Water, water everywhere

IETG's associate director for water technology, Jim Grandison, discusses the Water Framework Directive and the impact it will have on how manufacturers in the UK operate

The Institute of Civil Engineers has described the Water Framework Directive (WFD) as “the biggest thing since the Roman aqueducts”. DEFRA has made it clear that it is the “most substantial piece of European Commission water legislation to date”. But what is it?

The WFD is a legislative framework to protect and improve the quality of all water resources – rivers, lakes, groundwater, transitional and coastal waters – within the European Union. December 2003 was the deadline by which Member States had to incorporate the WFD into national legislation, and while most have achieved this, a few will be several months late. The ten new Member States are expected to enforce the directive by the date of their accession in May.

Further steps are also needed to achieve “good” water quality – as defined by reference to the ecological and chemical status of waters – by the year 2015 at the latest.

How will the WFD affect UK manufacturing?

Within the WFD legislation, various objectives have been established to protect the wider water environment from pollution, especially from dangerous substances – much of which can be attributed to the UK’s manufacturing industry.

Although the legislation has just come into effect, it has been reported that a vast number of civil engineers in the UK have no understanding of the WFD’s implications. Under the monitoring part of the new legislation, surface water will be classified according to chemical and ecological status.

Chemical status will determine if the concentration of certain pollutants will exceed standards that have been set up for that particular water body at European Community level. Industry will have to be very aware of the levels set for local waters.

Objectives have also been established to reduce discharges and emissions and to promote the sustainable use of water resources. These measures will have a major financial implication for UK manufacturing.

Not only will it to have to comply with the legislation created by the Integrated Pollution Prevention and Control regime, it will also need to adhere to WFD objectives aimed specifically at improving the status of our water environment.

Early beginnings

Over the years, there has been a variety of legislation aimed at preventing and controlling pollution from industry. Early European legislation first set standards for rivers and lakes back in 1975, culminating in 1980 in the setting of binding quality targets for drinking water. It also included quality objective legislation on fishing waters, shellfish grounds, bathing waters and groundwaters via the Dangerous Substances Directive.

Subsequent legislation designed to address pollution from urban wastewater and agriculture culminated in the Urban Waste Water Treatment Directive in 1991; with the Directive for Integrated Pollution and Prevention Control (IPPC), adopted in 1996 to address pollution from large industrial installations.

What current legislation is covered by the WFD?
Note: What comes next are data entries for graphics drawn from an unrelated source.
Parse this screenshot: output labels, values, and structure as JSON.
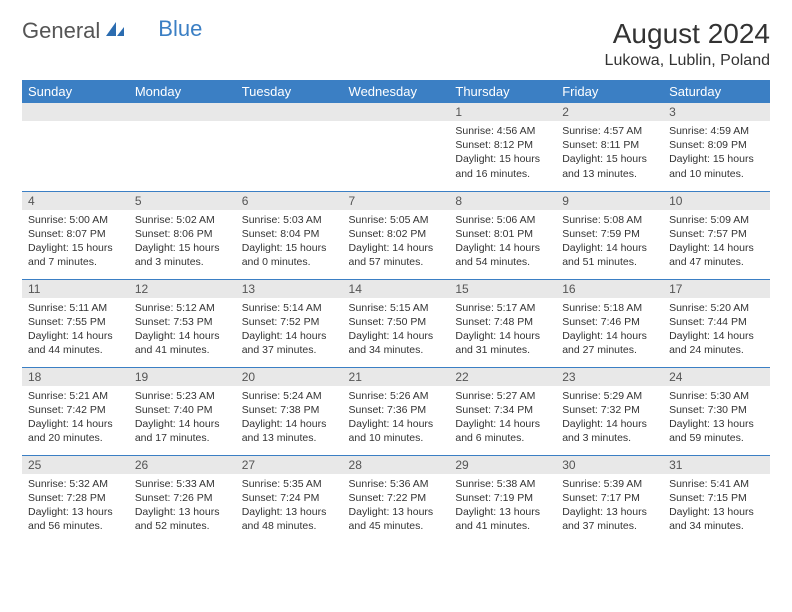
{
  "logo": {
    "text1": "General",
    "text2": "Blue"
  },
  "title": "August 2024",
  "location": "Lukowa, Lublin, Poland",
  "colors": {
    "header_bg": "#3b7fc4",
    "header_text": "#ffffff",
    "daynum_bg": "#e8e8e8",
    "rule": "#3b7fc4",
    "body_text": "#333333"
  },
  "weekdays": [
    "Sunday",
    "Monday",
    "Tuesday",
    "Wednesday",
    "Thursday",
    "Friday",
    "Saturday"
  ],
  "weeks": [
    [
      null,
      null,
      null,
      null,
      {
        "n": "1",
        "sr": "Sunrise: 4:56 AM",
        "ss": "Sunset: 8:12 PM",
        "dl": "Daylight: 15 hours and 16 minutes."
      },
      {
        "n": "2",
        "sr": "Sunrise: 4:57 AM",
        "ss": "Sunset: 8:11 PM",
        "dl": "Daylight: 15 hours and 13 minutes."
      },
      {
        "n": "3",
        "sr": "Sunrise: 4:59 AM",
        "ss": "Sunset: 8:09 PM",
        "dl": "Daylight: 15 hours and 10 minutes."
      }
    ],
    [
      {
        "n": "4",
        "sr": "Sunrise: 5:00 AM",
        "ss": "Sunset: 8:07 PM",
        "dl": "Daylight: 15 hours and 7 minutes."
      },
      {
        "n": "5",
        "sr": "Sunrise: 5:02 AM",
        "ss": "Sunset: 8:06 PM",
        "dl": "Daylight: 15 hours and 3 minutes."
      },
      {
        "n": "6",
        "sr": "Sunrise: 5:03 AM",
        "ss": "Sunset: 8:04 PM",
        "dl": "Daylight: 15 hours and 0 minutes."
      },
      {
        "n": "7",
        "sr": "Sunrise: 5:05 AM",
        "ss": "Sunset: 8:02 PM",
        "dl": "Daylight: 14 hours and 57 minutes."
      },
      {
        "n": "8",
        "sr": "Sunrise: 5:06 AM",
        "ss": "Sunset: 8:01 PM",
        "dl": "Daylight: 14 hours and 54 minutes."
      },
      {
        "n": "9",
        "sr": "Sunrise: 5:08 AM",
        "ss": "Sunset: 7:59 PM",
        "dl": "Daylight: 14 hours and 51 minutes."
      },
      {
        "n": "10",
        "sr": "Sunrise: 5:09 AM",
        "ss": "Sunset: 7:57 PM",
        "dl": "Daylight: 14 hours and 47 minutes."
      }
    ],
    [
      {
        "n": "11",
        "sr": "Sunrise: 5:11 AM",
        "ss": "Sunset: 7:55 PM",
        "dl": "Daylight: 14 hours and 44 minutes."
      },
      {
        "n": "12",
        "sr": "Sunrise: 5:12 AM",
        "ss": "Sunset: 7:53 PM",
        "dl": "Daylight: 14 hours and 41 minutes."
      },
      {
        "n": "13",
        "sr": "Sunrise: 5:14 AM",
        "ss": "Sunset: 7:52 PM",
        "dl": "Daylight: 14 hours and 37 minutes."
      },
      {
        "n": "14",
        "sr": "Sunrise: 5:15 AM",
        "ss": "Sunset: 7:50 PM",
        "dl": "Daylight: 14 hours and 34 minutes."
      },
      {
        "n": "15",
        "sr": "Sunrise: 5:17 AM",
        "ss": "Sunset: 7:48 PM",
        "dl": "Daylight: 14 hours and 31 minutes."
      },
      {
        "n": "16",
        "sr": "Sunrise: 5:18 AM",
        "ss": "Sunset: 7:46 PM",
        "dl": "Daylight: 14 hours and 27 minutes."
      },
      {
        "n": "17",
        "sr": "Sunrise: 5:20 AM",
        "ss": "Sunset: 7:44 PM",
        "dl": "Daylight: 14 hours and 24 minutes."
      }
    ],
    [
      {
        "n": "18",
        "sr": "Sunrise: 5:21 AM",
        "ss": "Sunset: 7:42 PM",
        "dl": "Daylight: 14 hours and 20 minutes."
      },
      {
        "n": "19",
        "sr": "Sunrise: 5:23 AM",
        "ss": "Sunset: 7:40 PM",
        "dl": "Daylight: 14 hours and 17 minutes."
      },
      {
        "n": "20",
        "sr": "Sunrise: 5:24 AM",
        "ss": "Sunset: 7:38 PM",
        "dl": "Daylight: 14 hours and 13 minutes."
      },
      {
        "n": "21",
        "sr": "Sunrise: 5:26 AM",
        "ss": "Sunset: 7:36 PM",
        "dl": "Daylight: 14 hours and 10 minutes."
      },
      {
        "n": "22",
        "sr": "Sunrise: 5:27 AM",
        "ss": "Sunset: 7:34 PM",
        "dl": "Daylight: 14 hours and 6 minutes."
      },
      {
        "n": "23",
        "sr": "Sunrise: 5:29 AM",
        "ss": "Sunset: 7:32 PM",
        "dl": "Daylight: 14 hours and 3 minutes."
      },
      {
        "n": "24",
        "sr": "Sunrise: 5:30 AM",
        "ss": "Sunset: 7:30 PM",
        "dl": "Daylight: 13 hours and 59 minutes."
      }
    ],
    [
      {
        "n": "25",
        "sr": "Sunrise: 5:32 AM",
        "ss": "Sunset: 7:28 PM",
        "dl": "Daylight: 13 hours and 56 minutes."
      },
      {
        "n": "26",
        "sr": "Sunrise: 5:33 AM",
        "ss": "Sunset: 7:26 PM",
        "dl": "Daylight: 13 hours and 52 minutes."
      },
      {
        "n": "27",
        "sr": "Sunrise: 5:35 AM",
        "ss": "Sunset: 7:24 PM",
        "dl": "Daylight: 13 hours and 48 minutes."
      },
      {
        "n": "28",
        "sr": "Sunrise: 5:36 AM",
        "ss": "Sunset: 7:22 PM",
        "dl": "Daylight: 13 hours and 45 minutes."
      },
      {
        "n": "29",
        "sr": "Sunrise: 5:38 AM",
        "ss": "Sunset: 7:19 PM",
        "dl": "Daylight: 13 hours and 41 minutes."
      },
      {
        "n": "30",
        "sr": "Sunrise: 5:39 AM",
        "ss": "Sunset: 7:17 PM",
        "dl": "Daylight: 13 hours and 37 minutes."
      },
      {
        "n": "31",
        "sr": "Sunrise: 5:41 AM",
        "ss": "Sunset: 7:15 PM",
        "dl": "Daylight: 13 hours and 34 minutes."
      }
    ]
  ]
}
The directive will encompass the following: the Bathing Water Directive, IPPC, Nitrate Directive, Habitat Directive, Drinking Water Directive and the Urban Wastewater Directive. However, it also replaces the Dangerous Substances Directive, Groundwater Directive, Surface Water Directive, Fresh Fish Water Directive and the Shell Fish Water Directive.

Delivering the Water Framework Directive

The directive takes a combined approach to pollution control, establishing water quality objectives for water bodies and setting emission limit values for pollutants on which to base pollution control mechanisms.

Providing both the Environment Agency and industry with the data necessary to facilitate effective implementation plans to meet the WFD represents a huge task for all stakeholders. The areas covered include:

River basin management plans

The WFD stipulates that waters are managed by river basin – the natural geographical or hydrological unit – instead of by administrative or political boundaries, as presently occurs within many EU countries. This management process must be supported by River Basin Management Plans (RBMP) to include an assessment of the impact of human activity on receiving waters.

Identification of point and diffuse pollution sources

As part of any impact assessments conducted within the UK, the directive requires that estimates and significant point and diffuse pollution sources from urban, agricultural and industrial sources are identified. Addressing point sources alone will not be sufficient to fulfil the desired levels for high water quality.

It goes without saying that this principal is relatively easy to administer in the case of point source pollution, but it will be increasingly difficult to identify the polluter in the case of diffuse pollution.

Administering the rules

The legal elements of the directive will be the responsibility of DEFRA, but the Environment Agency will administer the rules. A question mark centres around one of the
environmental principles of the directive – achieving and maintaining “good water status”. At this stage it is open to debate just what is meant by “good”.
Effective monitoring programmes are going to have to be established, co-ordinated and maintained by the Agency. Individual industrial companies may also have to take responsibility for implementing their own programmes.

The costs for industry

Uncertainty surrounds the cost implications of the WFD. Various bodies have estimated the cost of implementing the directive at £2-16bn; industry within the UK may have to contribute up to £1.2bn. Environmental and social costs are going to be recovered using the polluter pays principal.

While progress has been made on water protection over the years, much effort is still required to get them clean or to keep them clean. This demand is expressed, not only by the scientific community and other experts, but to an ever increasing extent by citizens and environmental
organisations. UK manufacturers should now take up the challenge of water protection and work towards meeting the WFD for the benefit of all Europe’s citizens and its waters.